Frank Moe reached into a bag and picked out the lucky red game piece Monday morning, signifying he had won the election for 1st District Cook County commissioner.

The drawing came less than a week after Moe received 246 votes on Election Day, the same number as Kristin DeArruda Wharton.

State law requires that a tie election be decided by a “lot’’ giving each side equal chances to win.

Most tie elections are decided by a coin flip. Cook County was hoping to be a little different and use the letters “A” and “Z” from a Scrabble board game, with “Z” winning because it has a higher point total in the game.

“But somebody noted that they might be able to feel the difference between the Scrabble pieces, so I ended up using some cubes - they are shaped like dice - from a trivia game my niece gave me,’’ said Braidy Powers, Cook County auditor. “There was absolutely no difference to them except the color.”

Powers decided that, since it was such a “red state’’ landslide election this year, that the red cube would be the winner. Moe picked it.
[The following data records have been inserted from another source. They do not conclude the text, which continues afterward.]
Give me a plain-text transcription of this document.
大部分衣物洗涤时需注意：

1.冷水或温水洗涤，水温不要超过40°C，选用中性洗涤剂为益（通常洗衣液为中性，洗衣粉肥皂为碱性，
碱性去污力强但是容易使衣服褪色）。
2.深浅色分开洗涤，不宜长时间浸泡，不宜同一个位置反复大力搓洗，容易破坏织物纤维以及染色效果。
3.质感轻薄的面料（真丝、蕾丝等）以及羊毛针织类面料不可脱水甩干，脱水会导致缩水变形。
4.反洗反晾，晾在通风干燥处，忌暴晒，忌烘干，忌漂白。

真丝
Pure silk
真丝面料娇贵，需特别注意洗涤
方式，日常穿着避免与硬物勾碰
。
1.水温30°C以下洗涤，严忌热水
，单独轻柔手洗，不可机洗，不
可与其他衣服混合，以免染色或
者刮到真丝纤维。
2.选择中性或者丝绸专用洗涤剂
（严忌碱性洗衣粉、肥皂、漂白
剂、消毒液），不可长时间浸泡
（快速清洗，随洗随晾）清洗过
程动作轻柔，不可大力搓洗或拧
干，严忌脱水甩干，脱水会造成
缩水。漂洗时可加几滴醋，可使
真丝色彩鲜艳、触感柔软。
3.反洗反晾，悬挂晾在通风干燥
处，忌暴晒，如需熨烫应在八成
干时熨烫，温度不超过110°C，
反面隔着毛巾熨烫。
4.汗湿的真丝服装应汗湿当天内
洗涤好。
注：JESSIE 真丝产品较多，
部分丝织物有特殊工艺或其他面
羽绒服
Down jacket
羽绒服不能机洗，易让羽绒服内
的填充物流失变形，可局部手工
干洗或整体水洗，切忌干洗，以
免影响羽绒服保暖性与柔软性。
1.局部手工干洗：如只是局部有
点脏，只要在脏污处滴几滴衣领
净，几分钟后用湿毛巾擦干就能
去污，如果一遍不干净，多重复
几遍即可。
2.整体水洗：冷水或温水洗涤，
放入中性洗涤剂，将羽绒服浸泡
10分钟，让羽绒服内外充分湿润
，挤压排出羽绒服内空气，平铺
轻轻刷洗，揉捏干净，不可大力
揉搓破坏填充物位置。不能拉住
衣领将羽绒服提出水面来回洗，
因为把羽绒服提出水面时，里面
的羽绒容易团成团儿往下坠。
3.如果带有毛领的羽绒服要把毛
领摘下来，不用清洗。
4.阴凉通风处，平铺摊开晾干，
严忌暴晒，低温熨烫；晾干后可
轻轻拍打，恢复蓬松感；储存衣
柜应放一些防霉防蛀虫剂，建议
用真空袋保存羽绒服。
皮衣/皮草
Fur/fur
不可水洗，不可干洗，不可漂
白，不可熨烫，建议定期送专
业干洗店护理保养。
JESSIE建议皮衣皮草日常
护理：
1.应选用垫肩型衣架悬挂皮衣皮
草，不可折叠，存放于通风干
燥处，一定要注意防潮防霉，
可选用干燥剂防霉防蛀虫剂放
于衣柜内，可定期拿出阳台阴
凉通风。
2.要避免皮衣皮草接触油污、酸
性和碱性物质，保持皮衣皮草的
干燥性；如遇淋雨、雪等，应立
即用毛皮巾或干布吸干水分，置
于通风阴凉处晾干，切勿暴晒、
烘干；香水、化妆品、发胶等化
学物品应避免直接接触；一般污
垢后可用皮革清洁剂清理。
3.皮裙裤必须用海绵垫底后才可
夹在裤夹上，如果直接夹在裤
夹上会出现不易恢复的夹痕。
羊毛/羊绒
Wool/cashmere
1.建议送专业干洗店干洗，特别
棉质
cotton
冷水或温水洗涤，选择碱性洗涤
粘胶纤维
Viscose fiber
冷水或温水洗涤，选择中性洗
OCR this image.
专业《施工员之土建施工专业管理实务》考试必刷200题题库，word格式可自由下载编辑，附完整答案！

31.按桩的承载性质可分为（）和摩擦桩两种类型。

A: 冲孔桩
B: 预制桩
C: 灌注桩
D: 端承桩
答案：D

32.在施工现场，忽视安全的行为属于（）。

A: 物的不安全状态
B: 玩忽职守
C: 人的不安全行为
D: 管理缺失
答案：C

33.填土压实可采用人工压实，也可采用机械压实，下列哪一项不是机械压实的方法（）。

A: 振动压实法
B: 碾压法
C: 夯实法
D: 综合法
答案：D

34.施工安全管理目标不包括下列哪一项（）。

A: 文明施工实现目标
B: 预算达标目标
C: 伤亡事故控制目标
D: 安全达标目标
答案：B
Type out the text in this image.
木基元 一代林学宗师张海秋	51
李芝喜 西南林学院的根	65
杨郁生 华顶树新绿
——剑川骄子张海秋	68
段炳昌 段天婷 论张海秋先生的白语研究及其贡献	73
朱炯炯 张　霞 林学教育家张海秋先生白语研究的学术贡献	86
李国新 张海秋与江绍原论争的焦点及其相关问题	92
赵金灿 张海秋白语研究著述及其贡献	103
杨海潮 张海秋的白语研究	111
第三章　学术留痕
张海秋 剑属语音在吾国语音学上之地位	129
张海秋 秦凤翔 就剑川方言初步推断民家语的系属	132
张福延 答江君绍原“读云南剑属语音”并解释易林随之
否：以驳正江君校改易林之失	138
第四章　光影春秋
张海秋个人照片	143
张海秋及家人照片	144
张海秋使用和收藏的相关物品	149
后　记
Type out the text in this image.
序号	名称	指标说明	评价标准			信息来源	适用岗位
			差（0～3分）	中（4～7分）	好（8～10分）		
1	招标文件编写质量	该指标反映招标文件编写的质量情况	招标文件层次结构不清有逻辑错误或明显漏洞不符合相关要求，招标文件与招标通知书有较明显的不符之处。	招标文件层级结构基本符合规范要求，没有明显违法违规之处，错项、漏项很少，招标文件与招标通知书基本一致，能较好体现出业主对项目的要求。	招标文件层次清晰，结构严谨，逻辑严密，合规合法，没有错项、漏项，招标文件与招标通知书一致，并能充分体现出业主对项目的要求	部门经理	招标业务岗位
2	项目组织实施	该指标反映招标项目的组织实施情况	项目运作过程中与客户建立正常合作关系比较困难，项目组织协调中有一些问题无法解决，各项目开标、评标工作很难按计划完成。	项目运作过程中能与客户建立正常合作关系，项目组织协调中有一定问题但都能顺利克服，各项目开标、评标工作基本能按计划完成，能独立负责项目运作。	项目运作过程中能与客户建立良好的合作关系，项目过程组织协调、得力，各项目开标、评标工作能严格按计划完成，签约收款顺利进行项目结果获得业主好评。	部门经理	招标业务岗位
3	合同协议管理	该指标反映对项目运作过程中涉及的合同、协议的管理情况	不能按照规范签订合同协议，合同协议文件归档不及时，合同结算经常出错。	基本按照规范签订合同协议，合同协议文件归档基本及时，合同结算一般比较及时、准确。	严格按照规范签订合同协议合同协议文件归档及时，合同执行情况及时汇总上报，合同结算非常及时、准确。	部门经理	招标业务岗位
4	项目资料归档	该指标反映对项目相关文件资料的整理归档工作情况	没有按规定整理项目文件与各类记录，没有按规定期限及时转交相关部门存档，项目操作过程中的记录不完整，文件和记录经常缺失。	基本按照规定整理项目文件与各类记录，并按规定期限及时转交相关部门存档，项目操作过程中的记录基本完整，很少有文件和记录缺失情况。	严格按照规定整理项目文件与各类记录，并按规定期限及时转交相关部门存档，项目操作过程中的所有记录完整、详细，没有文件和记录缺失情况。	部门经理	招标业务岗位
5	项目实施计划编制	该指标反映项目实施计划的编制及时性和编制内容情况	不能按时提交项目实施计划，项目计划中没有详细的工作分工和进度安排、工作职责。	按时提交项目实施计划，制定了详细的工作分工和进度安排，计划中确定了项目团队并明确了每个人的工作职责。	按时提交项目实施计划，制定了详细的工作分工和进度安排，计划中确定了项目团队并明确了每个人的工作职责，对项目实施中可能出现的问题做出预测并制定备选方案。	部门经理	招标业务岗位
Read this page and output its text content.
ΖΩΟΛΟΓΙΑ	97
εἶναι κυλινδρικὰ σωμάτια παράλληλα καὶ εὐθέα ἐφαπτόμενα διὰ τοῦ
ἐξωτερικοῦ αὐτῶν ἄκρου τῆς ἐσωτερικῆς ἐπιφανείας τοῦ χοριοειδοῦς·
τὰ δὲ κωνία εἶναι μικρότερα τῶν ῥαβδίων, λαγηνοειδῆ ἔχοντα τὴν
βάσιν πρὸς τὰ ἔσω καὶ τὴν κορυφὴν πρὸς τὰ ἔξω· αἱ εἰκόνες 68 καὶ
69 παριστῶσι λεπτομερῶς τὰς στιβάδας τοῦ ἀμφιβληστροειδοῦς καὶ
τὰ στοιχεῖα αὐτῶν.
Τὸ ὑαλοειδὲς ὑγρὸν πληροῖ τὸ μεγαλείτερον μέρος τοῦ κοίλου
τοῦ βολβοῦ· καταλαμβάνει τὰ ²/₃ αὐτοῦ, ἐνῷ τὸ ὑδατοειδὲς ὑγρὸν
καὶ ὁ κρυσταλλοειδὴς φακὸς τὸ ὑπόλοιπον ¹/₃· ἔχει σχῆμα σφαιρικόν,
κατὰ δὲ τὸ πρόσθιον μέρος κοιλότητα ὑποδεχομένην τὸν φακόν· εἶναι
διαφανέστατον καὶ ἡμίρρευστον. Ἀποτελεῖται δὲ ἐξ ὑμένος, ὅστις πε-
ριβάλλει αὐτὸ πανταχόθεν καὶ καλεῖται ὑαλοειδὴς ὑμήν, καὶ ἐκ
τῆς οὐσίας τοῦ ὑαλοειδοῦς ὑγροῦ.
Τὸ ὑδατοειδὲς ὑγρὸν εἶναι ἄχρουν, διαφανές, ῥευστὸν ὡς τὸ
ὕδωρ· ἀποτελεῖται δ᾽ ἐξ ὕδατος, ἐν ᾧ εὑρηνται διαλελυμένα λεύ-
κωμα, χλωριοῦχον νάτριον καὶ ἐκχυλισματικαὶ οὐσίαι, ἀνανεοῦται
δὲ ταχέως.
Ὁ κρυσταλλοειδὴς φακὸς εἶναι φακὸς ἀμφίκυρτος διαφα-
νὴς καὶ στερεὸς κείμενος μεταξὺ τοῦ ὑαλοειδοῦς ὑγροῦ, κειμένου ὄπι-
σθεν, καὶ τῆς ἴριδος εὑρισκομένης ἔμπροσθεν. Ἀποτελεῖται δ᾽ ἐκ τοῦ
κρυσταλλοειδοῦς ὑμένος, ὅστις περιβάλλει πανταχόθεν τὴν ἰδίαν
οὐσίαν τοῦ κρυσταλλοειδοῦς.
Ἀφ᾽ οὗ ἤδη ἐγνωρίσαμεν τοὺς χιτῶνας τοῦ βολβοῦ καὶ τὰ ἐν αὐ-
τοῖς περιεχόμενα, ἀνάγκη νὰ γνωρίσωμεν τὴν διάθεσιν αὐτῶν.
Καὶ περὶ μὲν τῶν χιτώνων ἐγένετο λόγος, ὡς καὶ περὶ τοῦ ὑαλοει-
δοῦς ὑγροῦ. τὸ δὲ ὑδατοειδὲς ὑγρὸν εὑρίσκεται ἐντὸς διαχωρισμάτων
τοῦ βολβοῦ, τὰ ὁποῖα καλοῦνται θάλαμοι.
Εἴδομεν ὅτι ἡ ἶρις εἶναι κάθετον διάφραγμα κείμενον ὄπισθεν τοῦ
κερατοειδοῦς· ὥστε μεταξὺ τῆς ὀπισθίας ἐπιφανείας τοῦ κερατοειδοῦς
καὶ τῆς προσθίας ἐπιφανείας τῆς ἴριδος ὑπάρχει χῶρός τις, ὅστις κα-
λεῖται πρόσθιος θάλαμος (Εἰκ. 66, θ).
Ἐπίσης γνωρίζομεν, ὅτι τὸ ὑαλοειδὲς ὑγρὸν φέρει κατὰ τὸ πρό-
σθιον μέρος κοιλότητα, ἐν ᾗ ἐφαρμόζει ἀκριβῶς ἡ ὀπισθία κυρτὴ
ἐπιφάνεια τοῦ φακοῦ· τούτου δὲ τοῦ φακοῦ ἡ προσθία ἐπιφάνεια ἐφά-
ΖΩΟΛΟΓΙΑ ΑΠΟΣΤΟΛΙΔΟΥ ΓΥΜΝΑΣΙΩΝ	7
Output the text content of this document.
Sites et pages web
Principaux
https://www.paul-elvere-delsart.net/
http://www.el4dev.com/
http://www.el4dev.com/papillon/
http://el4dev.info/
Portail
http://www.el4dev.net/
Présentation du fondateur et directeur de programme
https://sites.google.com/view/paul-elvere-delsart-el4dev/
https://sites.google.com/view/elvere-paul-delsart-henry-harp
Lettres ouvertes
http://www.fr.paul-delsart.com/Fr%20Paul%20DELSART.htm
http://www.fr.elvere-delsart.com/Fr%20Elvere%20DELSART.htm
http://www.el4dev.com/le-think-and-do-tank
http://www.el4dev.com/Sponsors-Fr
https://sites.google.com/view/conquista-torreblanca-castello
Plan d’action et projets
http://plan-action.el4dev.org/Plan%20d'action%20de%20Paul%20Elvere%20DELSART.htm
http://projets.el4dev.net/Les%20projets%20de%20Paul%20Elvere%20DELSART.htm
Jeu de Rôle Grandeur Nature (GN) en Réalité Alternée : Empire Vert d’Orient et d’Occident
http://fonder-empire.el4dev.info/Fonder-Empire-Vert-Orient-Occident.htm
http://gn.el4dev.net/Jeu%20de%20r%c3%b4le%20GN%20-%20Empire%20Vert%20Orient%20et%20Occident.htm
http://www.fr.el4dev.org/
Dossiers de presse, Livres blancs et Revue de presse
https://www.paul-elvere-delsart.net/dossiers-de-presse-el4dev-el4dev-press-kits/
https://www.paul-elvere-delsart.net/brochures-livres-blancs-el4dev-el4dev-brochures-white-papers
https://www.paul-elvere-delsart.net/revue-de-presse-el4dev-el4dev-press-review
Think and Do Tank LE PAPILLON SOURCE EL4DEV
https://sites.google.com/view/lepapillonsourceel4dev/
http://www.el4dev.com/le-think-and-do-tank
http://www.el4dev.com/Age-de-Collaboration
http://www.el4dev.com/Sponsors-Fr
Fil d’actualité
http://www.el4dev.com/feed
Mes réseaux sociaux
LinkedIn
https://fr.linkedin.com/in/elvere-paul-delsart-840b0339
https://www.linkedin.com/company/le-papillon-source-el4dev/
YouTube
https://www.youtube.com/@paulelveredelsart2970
DeArruda Wharton, following state guidelines, immediately requested a recount of the original vote. The recount took less than 90 minutes “and came up with the exact same results. No change,’’ Powers said.

“People up here are boringly accurate with how they fill out their little ovals on their ballots,’’ Powers noted.

The 1st District covers eastern Cook County, the very tip of Minnesota’s Arrowhead, and includes Grand Portage, Hovland and Colvill.

Moe, a dog musher, former state lawmaker and environmental activist, will take his post in January. DeArruda is a nurse, farmer, mother and longtime resident of the county.

Western Cook County race within five votes

Western Cook County also saw a close race, for the 5th District county commissioner spot, with incumbent Bruce Martinson losing to challenger Ginny Storlie by a five-vote margin, 303 to 298.

Despite the close margin, however, the race doesn’t qualify for a publicly funded recount - the margin would have had to be only three votes, Powers said. If Martinson wants to pay for the county auditor to recount, Powers said his office will oblige.

Martinson has until Friday to decide, Powers said, “but I think he’s leaning against it now because the 1st District recount didn’t show any differences at all.”